Incentivos para energia fotovoltaica gera emprego, produz crescimento e cria riqueza com uma criptomoeda própria

A ABSOLAR prevê um saldo líquido positivo de R$25,2 bilhões até 2027 da geração própria de energia fotovoltaica conectada ao Sistema Interligado Nacional (SIN) e a geração de mais de 672 mil novos empregos até 2035. Estas informações foram dadas após a publicação de um relatório (junho/2019) da SECAP – Secretaria de Avaliação de Políticas Públicas, Planejamento, Energia e Loteria – criticando os atuais subsídios, argumentando que as famílias mais pobres acabam financiando os sistemas fotovoltaicos das famílias de maior renda. A ABSOLAR alega que o estudo do governo apenas levou em conta as perdas, esquecendo de computar o aumento de arrecadação. Neste contexto, embora não mencionado nas discussões, existe um incentivo mundial para o aumento do uso de energia fotovoltaica através de recompensas para os produtores com uma moeda referenciada pela energia – o SolarCoin.

A Fundação SolarCoin (www.solarcoin.org) oferece aos fabricantes de energia tokens digitais baseados em blockchain à taxa de uma SolarCoin (SLR) por megawatt-hora (MWh) de energia solar produzida. O SolarCoin é gratuito. É uma recompensa adicional para os produtores de energia solar, separado de outros incentivos, como subsídios do governo ou créditos de carbono.

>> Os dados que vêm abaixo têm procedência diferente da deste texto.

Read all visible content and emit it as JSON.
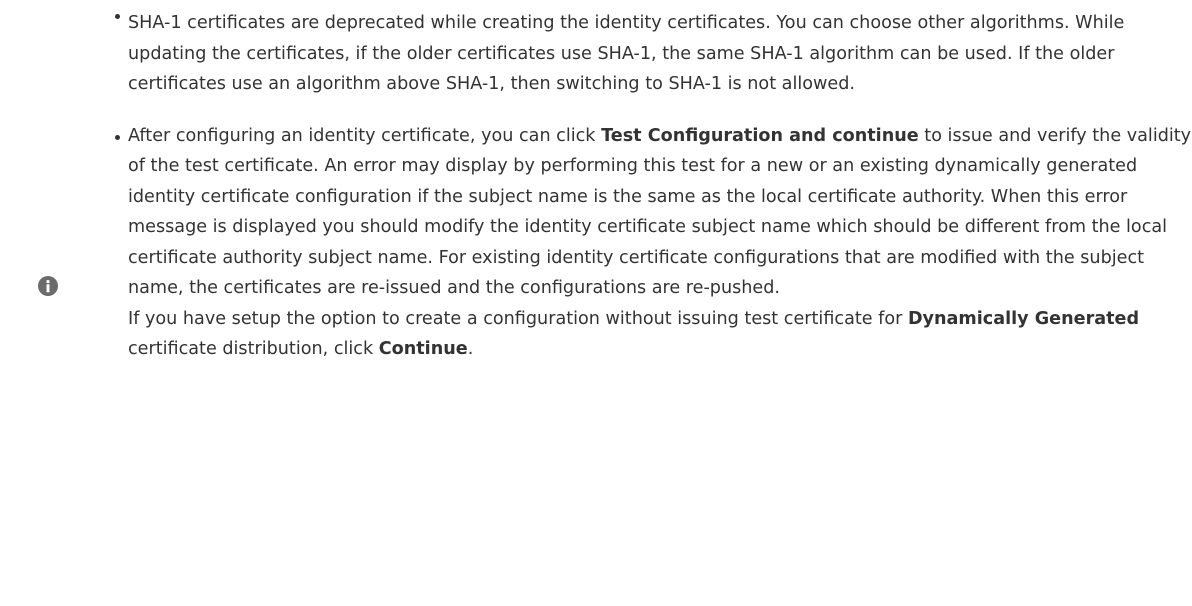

O SolarCoin é uma criptomoeda e está listada entre as mais de 2.600 criptomoedas existentes atualmente. Sua cotação em 25/06/2019 era de US$0,04875 com um valor de mercado de US$2,61 milhões, muito distante dos US$11.409,60 e valor de mercado de US$202,21 bilhões do Bitcoin e dos US$310,04 e valor de mercado de US$32,98 bilhões do Ethereum. Porém, ocupava a 724º posição no ranking de todas as criptomoedas.

Alguns comparam a SolarCoin com milhas de passagens aéreas, com a diferença que a pessoa (ou empresa) não fica vinculado a uma empresa aérea.

Eu prefiro compará-la ao Bitcoin, por reunir várias semelhanças. Bitcoin é uma moeda digital descentralizada sem um banco central ou administrador único que pode ser enviada de usuário para usuário na rede bitcoin peer-to-peer sem a necessidade de intermediários. As transações são verificadas pelos nós da rede por meio de criptografia e registradas em um livro-caixa (ledger) distribuído e público, chamado blockchain. Bitcoins são criados como recompensa para um processo conhecido como mineração.

O SolarCoin utiliza a infraestrutura de blockchain e são criados a partir da comprovação que um produtor de energia fotovoltaica gera 1MWh, similar ao processo de mineração do Bitcoin. O número máximo de Bitcoins no mercado será de 21 milhões, com previsão de mineração até 2140. O número máximo de SolarCoins definido é de 97,5 bilhões criados nos próximos 40 anos.

Um estudo realizado por Nick Gogerty e Paul Johnson, em outubro de 2018, estima que seria possível uma recompensa entre US$10-20/MWh, onde a produção de energia fotovoltaica está entre R$23-30/MWh, representando uma economia entre 40-70% para os usuários da rede SolarCoin.

Genericamente, o preço de uma moeda é definido pela seguinte fórmula:

P = Max [R, N + S]

onde o P = Preço; R = Resgate; N = Network e S = Especulação.

Resumindo a fórmula, quanto maior o poder de resgate e a rede de atores que participam nas transações com a moeda, adicionado a especulação, maior será o preço da moeda.

Verificamos isto com o Bitcoin. Inicialmente, o valor da moeda era baixo e, praticamente, só circulava nos mercados negros, como o Silk Road, um mercado negro on-line conhecido como plataforma de venda de drogas ilegais, onde aceitava, exclusivamente, bitcoins como pagamento, chegando a movimentar 9,9 milhões em bitcoins, no valor de cerca de US$214 milhões. Em 2011, o preço começou em US$0,30 por bitcoin, crescendo para US$5,27 no ano. O preço subiu para US$31,50 em 8 de junho. Dentro de um mês, o preço caiu para US$11,00. No mês seguinte, caiu para US$7,80 e, no outro mês, para US$4,77. Em 25/06/2019, o preço era de US$11.409,60.

Se o Bitcoin conseguiu esta façanha, nada impede que o SolarCoin siga o mesmo caminho. Isto significa que as pessoas e empresas de energia fotovoltaica devem converter sua produção de energia em SolarCoin para usufruir no futuro de um patrimônio gerado pelo Sol.

Obviamente, que está riqueza gera mais empregos, acelera o crescimento da infraestrutura instalada de geração fotovoltaica e mais riqueza para a sociedade.